The National Energy Board (NEB) decided Monday to consider a jurisdictional claim by conservationist Mike Sawyer that TransCanada Corp. needs more than BC permits to build the Coastal GasLink supply pipeline for LNG Canada, which was given the green light to proceed earlier this month by the partnership led by Shell Canada Ltd.

Sawyer pressed the NEB to act on his jurisdictional claim after LNG Canada said it would move forward with the Kitimat terminal, triggering construction of TransCanada’s C$6.2 billion ($5 billion) Coastal GasLink as a 670-kilometer (420-mile) conduit for the gas.

As a move liable to trigger a feud over Canada’s constitutional division of powers, the NEB decision included invitations to all Canadian provincial and federal attorneys general to participate in reviewing Sawyer’s complaint.

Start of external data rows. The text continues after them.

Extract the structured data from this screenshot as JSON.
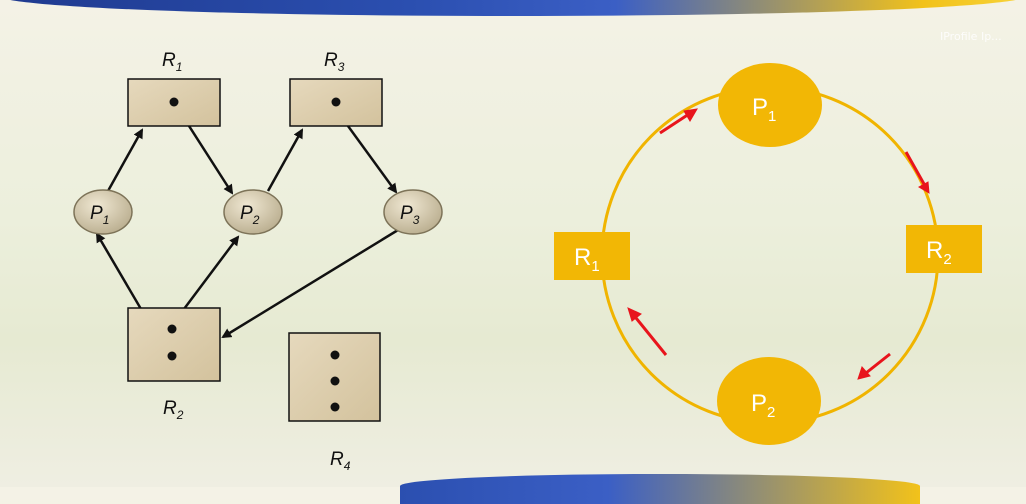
{
  "watermark": "IProfile Ip...",
  "left_graph": {
    "resources": [
      {
        "id": "R1",
        "name": "R",
        "sub": "1",
        "instances": 1
      },
      {
        "id": "R3",
        "name": "R",
        "sub": "3",
        "instances": 1
      },
      {
        "id": "R2",
        "name": "R",
        "sub": "2",
        "instances": 2
      },
      {
        "id": "R4",
        "name": "R",
        "sub": "4",
        "instances": 3
      }
    ],
    "processes": [
      {
        "id": "P1",
        "name": "P",
        "sub": "1"
      },
      {
        "id": "P2",
        "name": "P",
        "sub": "2"
      },
      {
        "id": "P3",
        "name": "P",
        "sub": "3"
      }
    ],
    "edges": [
      {
        "from": "P1",
        "to": "R1"
      },
      {
        "from": "R1",
        "to": "P2"
      },
      {
        "from": "P2",
        "to": "R3"
      },
      {
        "from": "R3",
        "to": "P3"
      },
      {
        "from": "P3",
        "to": "R2"
      },
      {
        "from": "R2",
        "to": "P1"
      },
      {
        "from": "R2",
        "to": "P2"
      }
    ]
  },
  "right_cycle": {
    "nodes": [
      {
        "id": "P1",
        "name": "P",
        "sub": "1",
        "kind": "process"
      },
      {
        "id": "R2",
        "name": "R",
        "sub": "2",
        "kind": "resource"
      },
      {
        "id": "P2",
        "name": "P",
        "sub": "2",
        "kind": "process"
      },
      {
        "id": "R1",
        "name": "R",
        "sub": "1",
        "kind": "resource"
      }
    ],
    "colors": {
      "circle": "#f0b400",
      "node": "#f2b705",
      "arrow": "#e8141c"
    }
  }
}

Sawyer’s arsenal includes a 2017 ruling by the Canadian Federal Court of Appeal. The verdict directed the NEB to allow him to make a case for requiring federal approval of a parallel, provincially approved LNG supply line that TransCanada also had a contract to build across BC for another export terminal.

TransCanada shelved the parallel gas conduit last year after the proposed customer, Pacific NorthWest LNG, scrapped plans for an export terminal at Prince Rupert, north of the Kitimat location.

In reopening the jurisdictional tangle for Coastal GasLink, the NEB said, “there is a prima facie case that the project may form part of a federal undertaking” because it appears to be integrated with the rest of TransCanada’s pipeline network.

However, the NEB also invited all concerned to consider an issue with potential to stop Sawyer cold about whether he has legal standing or sufficiently direct interest to challenge the pipeline project and the regulatory regime that has prevailed so far.

Coastal GasLink and LNG Canada have been operating with approvals by the BC Oil and Gas Commission and BC Environmental Assessment Office. A new, duplicate federal review has potential to add years to the regulatory approval process.

Sawyer, a building materials entrepreneur in the northern BC forest products and mining center of Smithers, is no lone crusader. West Coast Environmental Law, a Vancouver group with an international roster of donors, has supported his LNG resistance campaign.